I need to watch the movie again.


Finished Sourcery today. Tomorrow I start reading Wyrd Sisters. XD!


Warbreaker - by Brandon Sanderson. This guy never failed to impress me. After reading the Sahara-Desert-dry Grand Strategy of the Roman Empire, this is a nice welcome back to fantasy reading.


Just finished The Mechanical by Ian Tregillis and moved onto the second in the series, The Rising. It’s somewhat cyberpunk which doesn’t always appeal to me but it poses some really interesting questions regarding identity and morality and it’s links to free will.


I liked the alternate-history facets of that series. I kind of wish that the magical/alchemical element hadn’t been included, because it took it out of the realm of semi-plausible and into the fantasy world. Still, I thought it was a very enjoyable series, very tense and with a great balance of characters.

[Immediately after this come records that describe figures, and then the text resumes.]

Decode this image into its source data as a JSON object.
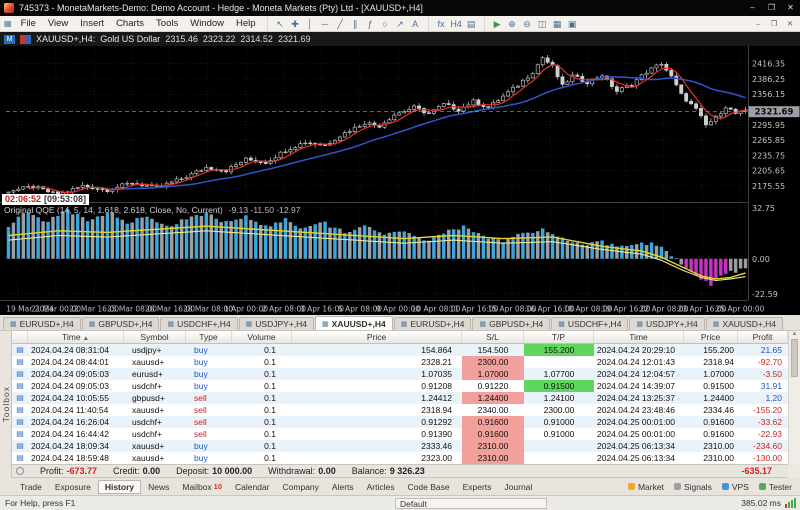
{
  "window": {
    "title": "745373 - MonetaMarkets-Demo: Demo Account - Hedge - Moneta Markets (Pty) Ltd - [XAUUSD+,H4]",
    "controls": [
      {
        "name": "minimize-button",
        "glyph": "–"
      },
      {
        "name": "maximize-button",
        "glyph": "❐"
      },
      {
        "name": "close-button",
        "glyph": "✕"
      }
    ]
  },
  "menu": {
    "items": [
      "File",
      "View",
      "Insert",
      "Charts",
      "Tools",
      "Window",
      "Help"
    ],
    "window_controls": [
      {
        "name": "chart-minimize-button",
        "glyph": "–"
      },
      {
        "name": "chart-restore-button",
        "glyph": "❐"
      },
      {
        "name": "chart-close-button",
        "glyph": "✕"
      }
    ]
  },
  "toolbar": {
    "groups": [
      {
        "items": [
          {
            "name": "cursor-icon",
            "glyph": "↖"
          },
          {
            "name": "crosshair-icon",
            "glyph": "✚"
          },
          {
            "name": "vertical-line-icon",
            "glyph": "│"
          },
          {
            "name": "horizontal-line-icon",
            "glyph": "─"
          },
          {
            "name": "trendline-icon",
            "glyph": "╱"
          },
          {
            "name": "channel-icon",
            "glyph": "∥"
          },
          {
            "name": "fibonacci-icon",
            "glyph": "ƒ"
          },
          {
            "name": "ellipse-icon",
            "glyph": "○"
          },
          {
            "name": "arrow-icon",
            "glyph": "↗"
          },
          {
            "name": "text-icon",
            "glyph": "A"
          }
        ]
      },
      {
        "items": [
          {
            "name": "indicators-icon",
            "glyph": "fx"
          },
          {
            "name": "timeframes-icon",
            "glyph": "H4"
          },
          {
            "name": "templates-icon",
            "glyph": "▤"
          }
        ]
      },
      {
        "items": [
          {
            "name": "algo-trading-icon",
            "glyph": "▶",
            "color": "#2e9e44"
          },
          {
            "name": "zoom-in-icon",
            "glyph": "⊕"
          },
          {
            "name": "zoom-out-icon",
            "glyph": "⊖"
          },
          {
            "name": "tile-windows-icon",
            "glyph": "◫"
          },
          {
            "name": "new-chart-icon",
            "glyph": "▦"
          },
          {
            "name": "data-window-icon",
            "glyph": "▣"
          }
        ]
      }
    ]
  },
  "quotebar": {
    "badge1": "M",
    "symbol": "XAUUSD+,H4:",
    "description": "Gold US Dollar",
    "open": "2315.46",
    "high": "2323.22",
    "low": "2314.52",
    "close": "2321.69"
  },
  "chart": {
    "countdown_time": "02:06:52",
    "countdown_session": "[09:53:08]",
    "current_price": "2321.69",
    "price_axis": [
      "2416.35",
      "2386.25",
      "2356.15",
      "2326.05",
      "2295.95",
      "2265.85",
      "2235.75",
      "2205.65",
      "2175.55"
    ],
    "x_axis": [
      "19 Mar 2024",
      "21 Mar 00:00",
      "22 Mar 16:00",
      "25 Mar 08:00",
      "26 Mar 16:00",
      "28 Mar 08:00",
      "1 Apr 00:00",
      "2 Apr 08:00",
      "3 Apr 16:00",
      "5 Apr 08:00",
      "9 Apr 00:00",
      "10 Apr 08:00",
      "11 Apr 16:00",
      "15 Apr 08:00",
      "16 Apr 16:00",
      "18 Apr 08:00",
      "19 Apr 16:00",
      "22 Apr 08:00",
      "23 Apr 16:00",
      "25 Apr 00:00"
    ],
    "indicator": {
      "label": "Original QQE (14, 5, 14, 1.618, 2.618, Close, No, Current)",
      "values": "-9.13 -11.50 -12.97",
      "axis": [
        "32.75",
        "0.00",
        "-22.59"
      ]
    }
  },
  "chart_data": {
    "type": "candlestick",
    "bars": 150,
    "ylim": [
      2150,
      2445
    ],
    "price_anchors": [
      [
        0,
        2166
      ],
      [
        5,
        2174
      ],
      [
        10,
        2158
      ],
      [
        15,
        2176
      ],
      [
        20,
        2168
      ],
      [
        25,
        2182
      ],
      [
        30,
        2172
      ],
      [
        35,
        2190
      ],
      [
        40,
        2212
      ],
      [
        44,
        2206
      ],
      [
        48,
        2228
      ],
      [
        52,
        2222
      ],
      [
        56,
        2246
      ],
      [
        60,
        2262
      ],
      [
        64,
        2256
      ],
      [
        68,
        2280
      ],
      [
        72,
        2300
      ],
      [
        75,
        2294
      ],
      [
        78,
        2316
      ],
      [
        82,
        2330
      ],
      [
        85,
        2318
      ],
      [
        88,
        2336
      ],
      [
        91,
        2326
      ],
      [
        94,
        2342
      ],
      [
        97,
        2330
      ],
      [
        100,
        2352
      ],
      [
        103,
        2374
      ],
      [
        106,
        2400
      ],
      [
        108,
        2428
      ],
      [
        110,
        2410
      ],
      [
        112,
        2372
      ],
      [
        114,
        2392
      ],
      [
        117,
        2380
      ],
      [
        120,
        2394
      ],
      [
        123,
        2362
      ],
      [
        126,
        2376
      ],
      [
        129,
        2400
      ],
      [
        132,
        2417
      ],
      [
        134,
        2390
      ],
      [
        136,
        2355
      ],
      [
        139,
        2326
      ],
      [
        141,
        2295
      ],
      [
        143,
        2310
      ],
      [
        145,
        2332
      ],
      [
        147,
        2318
      ],
      [
        149,
        2322
      ]
    ],
    "ma_fast_period": 5,
    "ma_slow_period": 21,
    "ilim": [
      -24,
      34
    ],
    "hist_anchors": [
      [
        0,
        22
      ],
      [
        4,
        30
      ],
      [
        8,
        24
      ],
      [
        12,
        31
      ],
      [
        16,
        25
      ],
      [
        20,
        30
      ],
      [
        24,
        22
      ],
      [
        28,
        28
      ],
      [
        32,
        20
      ],
      [
        36,
        26
      ],
      [
        40,
        29
      ],
      [
        44,
        23
      ],
      [
        48,
        27
      ],
      [
        52,
        21
      ],
      [
        56,
        25
      ],
      [
        60,
        19
      ],
      [
        64,
        23
      ],
      [
        68,
        17
      ],
      [
        72,
        21
      ],
      [
        76,
        15
      ],
      [
        80,
        19
      ],
      [
        84,
        12
      ],
      [
        88,
        16
      ],
      [
        92,
        21
      ],
      [
        96,
        15
      ],
      [
        100,
        11
      ],
      [
        104,
        16
      ],
      [
        108,
        20
      ],
      [
        112,
        14
      ],
      [
        116,
        9
      ],
      [
        120,
        11
      ],
      [
        124,
        7
      ],
      [
        128,
        9
      ],
      [
        130,
        11
      ],
      [
        132,
        8
      ],
      [
        134,
        3
      ],
      [
        136,
        -3
      ],
      [
        138,
        -9
      ],
      [
        140,
        -14
      ],
      [
        142,
        -16
      ],
      [
        144,
        -12
      ],
      [
        146,
        -9
      ],
      [
        148,
        -7
      ],
      [
        149,
        -6
      ]
    ],
    "qqe_fast_anchors": [
      [
        0,
        15
      ],
      [
        10,
        18
      ],
      [
        20,
        17
      ],
      [
        30,
        19
      ],
      [
        40,
        21
      ],
      [
        50,
        19
      ],
      [
        60,
        17
      ],
      [
        70,
        15
      ],
      [
        80,
        13
      ],
      [
        90,
        15
      ],
      [
        100,
        13
      ],
      [
        110,
        14
      ],
      [
        120,
        8
      ],
      [
        128,
        5
      ],
      [
        132,
        1
      ],
      [
        136,
        -5
      ],
      [
        140,
        -11
      ],
      [
        143,
        -13
      ],
      [
        146,
        -12
      ],
      [
        149,
        -9.1
      ]
    ],
    "qqe_slow_anchors": [
      [
        0,
        12
      ],
      [
        10,
        15
      ],
      [
        20,
        14
      ],
      [
        30,
        16
      ],
      [
        40,
        18
      ],
      [
        50,
        16
      ],
      [
        60,
        14
      ],
      [
        70,
        12
      ],
      [
        80,
        10
      ],
      [
        90,
        12
      ],
      [
        100,
        10
      ],
      [
        110,
        11
      ],
      [
        120,
        6
      ],
      [
        128,
        3
      ],
      [
        132,
        -1
      ],
      [
        136,
        -7
      ],
      [
        140,
        -12
      ],
      [
        143,
        -14
      ],
      [
        146,
        -13
      ],
      [
        149,
        -11.5
      ]
    ],
    "magenta_range": [
      137,
      145
    ],
    "colors": {
      "up": "#0b0b0b",
      "down": "#cfcfcf",
      "wick": "#cfcfcf",
      "ma_fast": "#e8302a",
      "ma_slow": "#2f55cc",
      "hist_blue": "#3aa6de",
      "hist_gray": "#9a9fa4",
      "hist_magenta": "#c433c4",
      "qqe_fast": "#e6d22e",
      "qqe_slow": "#efe98f",
      "grid": "#262626",
      "axis_text": "#c4c4c4",
      "current": "#9aa0a5"
    }
  },
  "chart_tabs": {
    "icon_glyph": "▦",
    "active_index": 4,
    "tabs": [
      "EURUSD+,H4",
      "GBPUSD+,H4",
      "USDCHF+,H4",
      "USDJPY+,H4",
      "XAUUSD+,H4",
      "EURUSD+,H4",
      "GBPUSD+,H4",
      "USDCHF+,H4",
      "USDJPY+,H4",
      "XAUUSD+,H4"
    ]
  },
  "toolbox": {
    "vertical_tab": "Toolbox",
    "sort_glyph": "▲",
    "row_icon_glyph": "▤",
    "columns": [
      "Time",
      "Symbol",
      "Type",
      "Volume",
      "Price",
      "S/L",
      "T/P",
      "Time",
      "Price",
      "Profit"
    ],
    "rows": [
      {
        "open_time": "2024.04.24 08:31:04",
        "symbol": "usdjpy+",
        "type": "buy",
        "volume": "0.1",
        "price": "154.864",
        "sl": "154.500",
        "tp": "155.200",
        "sl_hit": false,
        "tp_hit": true,
        "close_time": "2024.04.24 20:29:10",
        "close_price": "155.200",
        "profit": "21.65"
      },
      {
        "open_time": "2024.04.24 08:44:01",
        "symbol": "xauusd+",
        "type": "buy",
        "volume": "0.1",
        "price": "2328.21",
        "sl": "2300.00",
        "tp": "",
        "sl_hit": true,
        "tp_hit": false,
        "close_time": "2024.04.24 12:01:43",
        "close_price": "2318.94",
        "profit": "-92.70"
      },
      {
        "open_time": "2024.04.24 09:05:03",
        "symbol": "eurusd+",
        "type": "buy",
        "volume": "0.1",
        "price": "1.07035",
        "sl": "1.07000",
        "tp": "1.07700",
        "sl_hit": true,
        "tp_hit": false,
        "close_time": "2024.04.24 12:04:57",
        "close_price": "1.07000",
        "profit": "-3.50"
      },
      {
        "open_time": "2024.04.24 09:05:03",
        "symbol": "usdchf+",
        "type": "buy",
        "volume": "0.1",
        "price": "0.91208",
        "sl": "0.91220",
        "tp": "0.91500",
        "sl_hit": false,
        "tp_hit": true,
        "close_time": "2024.04.24 14:39:07",
        "close_price": "0.91500",
        "profit": "31.91"
      },
      {
        "open_time": "2024.04.24 10:05:55",
        "symbol": "gbpusd+",
        "type": "sell",
        "volume": "0.1",
        "price": "1.24412",
        "sl": "1.24400",
        "tp": "1.24100",
        "sl_hit": true,
        "tp_hit": false,
        "close_time": "2024.04.24 13:25:37",
        "close_price": "1.24400",
        "profit": "1.20"
      },
      {
        "open_time": "2024.04.24 11:40:54",
        "symbol": "xauusd+",
        "type": "sell",
        "volume": "0.1",
        "price": "2318.94",
        "sl": "2340.00",
        "tp": "2300.00",
        "sl_hit": false,
        "tp_hit": false,
        "close_time": "2024.04.24 23:48:46",
        "close_price": "2334.46",
        "profit": "-155.20"
      },
      {
        "open_time": "2024.04.24 16:26:04",
        "symbol": "usdchf+",
        "type": "sell",
        "volume": "0.1",
        "price": "0.91292",
        "sl": "0.91600",
        "tp": "0.91000",
        "sl_hit": true,
        "tp_hit": false,
        "close_time": "2024.04.25 00:01:00",
        "close_price": "0.91600",
        "profit": "-33.62"
      },
      {
        "open_time": "2024.04.24 16:44:42",
        "symbol": "usdchf+",
        "type": "sell",
        "volume": "0.1",
        "price": "0.91390",
        "sl": "0.91600",
        "tp": "0.91000",
        "sl_hit": true,
        "tp_hit": false,
        "close_time": "2024.04.25 00:01:00",
        "close_price": "0.91600",
        "profit": "-22.93"
      },
      {
        "open_time": "2024.04.24 18:09:34",
        "symbol": "xauusd+",
        "type": "buy",
        "volume": "0.1",
        "price": "2333.46",
        "sl": "2310.00",
        "tp": "",
        "sl_hit": true,
        "tp_hit": false,
        "close_time": "2024.04.25 06:13:34",
        "close_price": "2310.00",
        "profit": "-234.60"
      },
      {
        "open_time": "2024.04.24 18:59:48",
        "symbol": "xauusd+",
        "type": "buy",
        "volume": "0.1",
        "price": "2323.00",
        "sl": "2310.00",
        "tp": "",
        "sl_hit": true,
        "tp_hit": false,
        "close_time": "2024.04.25 06:13:34",
        "close_price": "2310.00",
        "profit": "-130.00"
      }
    ],
    "summary": {
      "pairs": [
        {
          "label": "Profit:",
          "value": "-673.77"
        },
        {
          "label": "Credit:",
          "value": "0.00"
        },
        {
          "label": "Deposit:",
          "value": "10 000.00"
        },
        {
          "label": "Withdrawal:",
          "value": "0.00"
        },
        {
          "label": "Balance:",
          "value": "9 326.23"
        }
      ],
      "total": "-635.17"
    },
    "tabs": [
      "Trade",
      "Exposure",
      "History",
      "News",
      "Mailbox",
      "Calendar",
      "Company",
      "Alerts",
      "Articles",
      "Code Base",
      "Experts",
      "Journal"
    ],
    "active_tab": "History",
    "mailbox_badge": "10",
    "right_items": [
      {
        "name": "market",
        "label": "Market",
        "color": "#f0a828"
      },
      {
        "name": "signals",
        "label": "Signals",
        "color": "#9aa0a6"
      },
      {
        "name": "vps",
        "label": "VPS",
        "color": "#4a90d9"
      },
      {
        "name": "tester",
        "label": "Tester",
        "color": "#4caf50"
      }
    ]
  },
  "statusbar": {
    "help": "For Help, press F1",
    "profile": "Default",
    "latency": "385.02 ms",
    "bars": [
      "#c0392b",
      "#3fae49",
      "#3fae49",
      "#3fae49"
    ]
  }
}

Currently reading the 2nd volume of Grant Morrison’s JLA. It includes the story Rock of Ages, which I’ve wanted to read for a long time. It’s a really cool time travel story framed around the Injustice Gang lead by Lex Luthor attempting a hostile corporate take over of the JLA. One unexpected pleasure from the story is seeing Superman with his electric blue powers. It’s been a long time since I’ve read a comic from that period, and Morrison does some really cool things with that gimmick. I was an active Superman reader at the time, and I don’t recall reading about Superman learning to use the powers, something Morrison does well. At first Superman doesn’t seem to do anything differently from his normal power set, and by the end of Rock of Ages he’s dealing with being converted into a radio signal and bouncing on transmissions to reform himself.


This was seriously good. What a writer. Particularly enjoyed it as as a 40 year old white male it’s probably not the sort of book I am supposed to be reading. I even saw it for £3.99 in Sainsburys amidst the trash thriller / crime / beach reading nonsense.


I’ve read nearly every book by Sanderson, except some of the promotional stuff, and Warbreaker is still the one I think back most fondly on.


Watch out, you can run out of Sir Terry’s books before you’re ready. I just counted (by eyeballing it) 14 books on my shelves, and that doesn’t include the ones hiding behind those (I have to double-layer his paperbacks) and a few others that got misfiled, and the hardcovers. And a couple of other oddballs, like Cohen the Barbarian and Where’s My Cow? So that’s twice what I can see and then some others, and I’m missing some…
…and, well…
…and even if I get everything, that will never be enough, but we all have to live with that.

(For anyone who wants to really get into Pratchett, and wants to get the total emotional impact of a combo of a kid’s book and a novel, don’t read Where’s My Cow until just before or just after you read Thud! if you can help it).


I started Star Wars: Thrawn: Alliances by Timothy Zahn last week. I’d probably be done with it, but I had a very busy weekend so didn’t get a chance to read (well, to be fair, I devoted free time to finishing Persona 5). Good so far, and interesting that it has this back and forth between Clone Wars era and Rebels era where Thrawn is working alongside Anakin and Vader, respectively. I like how Zahn manages to sneak in bits of his old creations into the new SW canon (unless the makers of Rebels did some of it, as I haven’t seen that).


Reading Neil Gaiman’s Norse Mythology, here. Not quite mythology, history, or a novel, but a lot like all three. He writes it like he writes everything else. Strong recommendation.